What Most Education Startups Get Wrong

Companies that define a few key metrics, then iterate and optimize those metrics, will be more likely to achieve success. At least that’s how the conventional wisdom goes. Many prominent startup investors advocate measuring categories such as growth, engagement, and financials. Jeff Jordan, a partner at Andreessen Horowitz summarizes this sentiment:

Good metrics are about running the business in a way where founders know how and why certain things are working (or not) … and can address or adjust accordingly.

But for education technology companies, conventional metrics are insufficient. None of the standard measures of growth, engagement, financials directly measure student learning outcomes, and many education entrepreneurs have only a vague notion of exactly how their tools impact the students they serve. Why build a product for classrooms without knowing if it improves education and provides more learning opportunities to the students?

As education entrepreneurs, we need consistent, standardized measures of educational outcomes to help us make informed decisions and optimize for student outcomes. We need to report and reflect on them just as frequently and vigorously as with other core outcomes such as revenue and engagement. Companies should answer these two questions:

When students use your program, do they do well on measureable learning outcomes?
How much of that performance can be attributed to your program?

These are hard questions. It has become easier in recent years as schools have collected more data. Standardized tests may not always be a complete or accurate measure of efficacy—but when used carefully, they can be a useful, consistent indicator of a tool’s impact on student learning. I propose two key metrics that most learning products can track and report on.

Let’s start with the first question — are students that use a program learning any better?

1. Track shifts in median performance percentile

Performance percentiles are a commonly used measure of how well students are learning. A student’s percentile indicates how they are performing relative to their peers. For example, a student at the 45th percentile in math is scoring higher than 45% of students nationwide. The median student, by definition, scores at the 50th percentile.

Median percentile growth is a specific, broadly useful metric for measuring overall academic progress for a set of students. If the median percentile in a district grows year over year, then it means the students in the district learned more than their peers nationwide over that period. If the gains are large and sustained, then it is a good indicator that the education those students are receiving is improving (although by itself, percentile shift does not tell you why the district saw that growth).

Districts and their partner vendors are increasingly using median percentile growth to understand what works in their district. Districts that require students to take standardized tests—such as the widely used NWEA MAP, and newer assessments like PARCC and SBAC—can use that data to understand the impact of programs they adopt. Companies that create those programs can use the data to understand whether they are having the positive impact that they are aiming for.

2. Use students as their own control group

Students can see an increase in scores for a number of reasons—such as better teachers, new facilities, or an innovative technology program. As entrepreneurs, how do we know whether changes in student learning can be attributed to a specific program as opposed to other factors?
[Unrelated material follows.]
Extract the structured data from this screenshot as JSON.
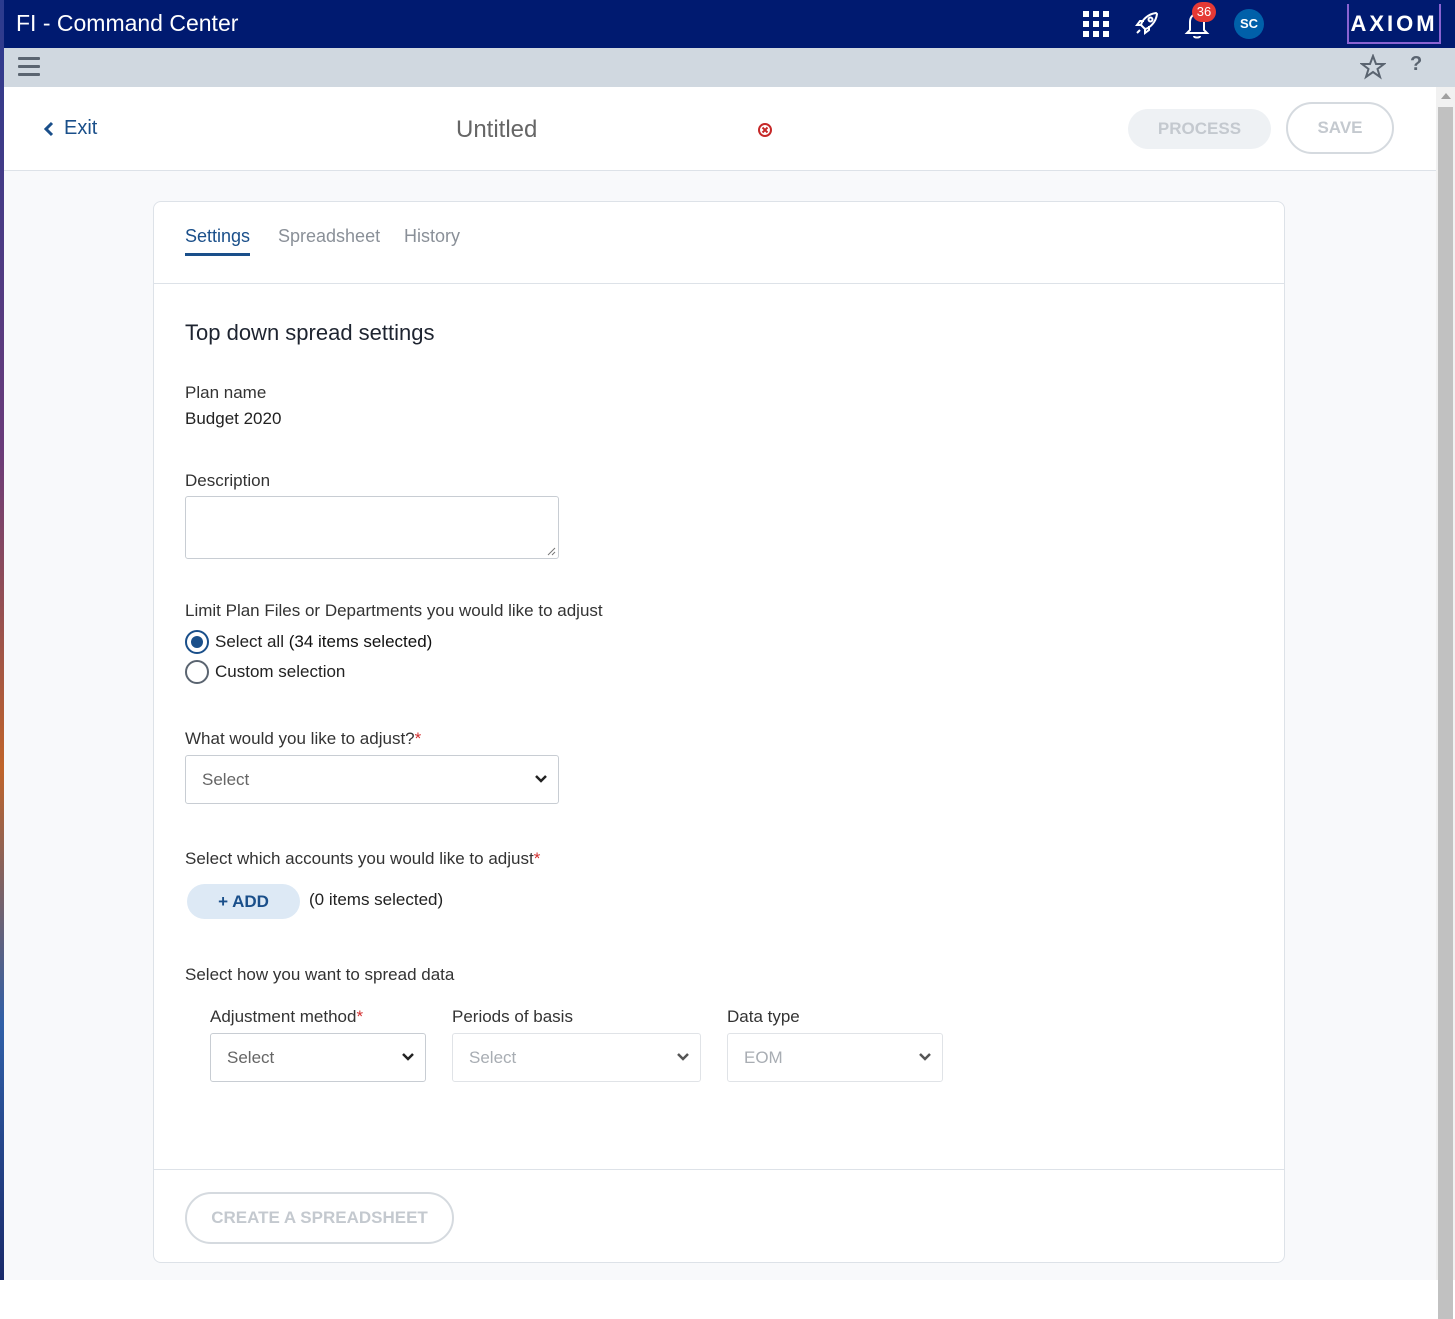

A controlled experimental study is an effective, if somewhat impractical, way to distill causality. In such an experiment, students are randomly split into two groups; one receives a program, the other does not, and their results are compared. However, these studies are impractical in many cases. For instance, if every student in a school adopts a program, then students in the control group have to miss out. While the controlled study is ideal and necessary, the results are not as consistent and regular as we need to inform product development.

Companies whose products address a subset of the curriculum may able to measure impact on student learning without relying on a control group. At eSpark, we analyze how students perform in one or two of the Common Core subject domains, while the other domains are covered in class. We can then measure the percentile gain in these focus areas, versus the remaining curriculum.

For example, a third-grade math student may work on just Fractions and Measurement & Data, but not with other knowledge domains (Geometry, Operations & Algebraic Thinking, and Number & Operations in Base Ten) specified for that grade level. In this case, we’d look at the relative difference in performance between Fractions and Measurement & Data (the target domains) with Geometry, Operations & Algebraic Thinking, and Numbers & Operations in Base Ten (the regular domains). If students score higher on their target domains than their regular domains, that suggests that a particular tool or new instructional approach may have had a positive impact.

Measure, rinse, repeat

As an industry, we need to better track and rigorously report on the educational outcomes of our products. We should report these to our employees, investors, and customers, to remain aware of the ultimate goal of student impact.That way, we can optimize for the right thing, and ensure that the reality of educational technology lives up to its promise to improve opportunities for students. Only then can we build products that truly change the world.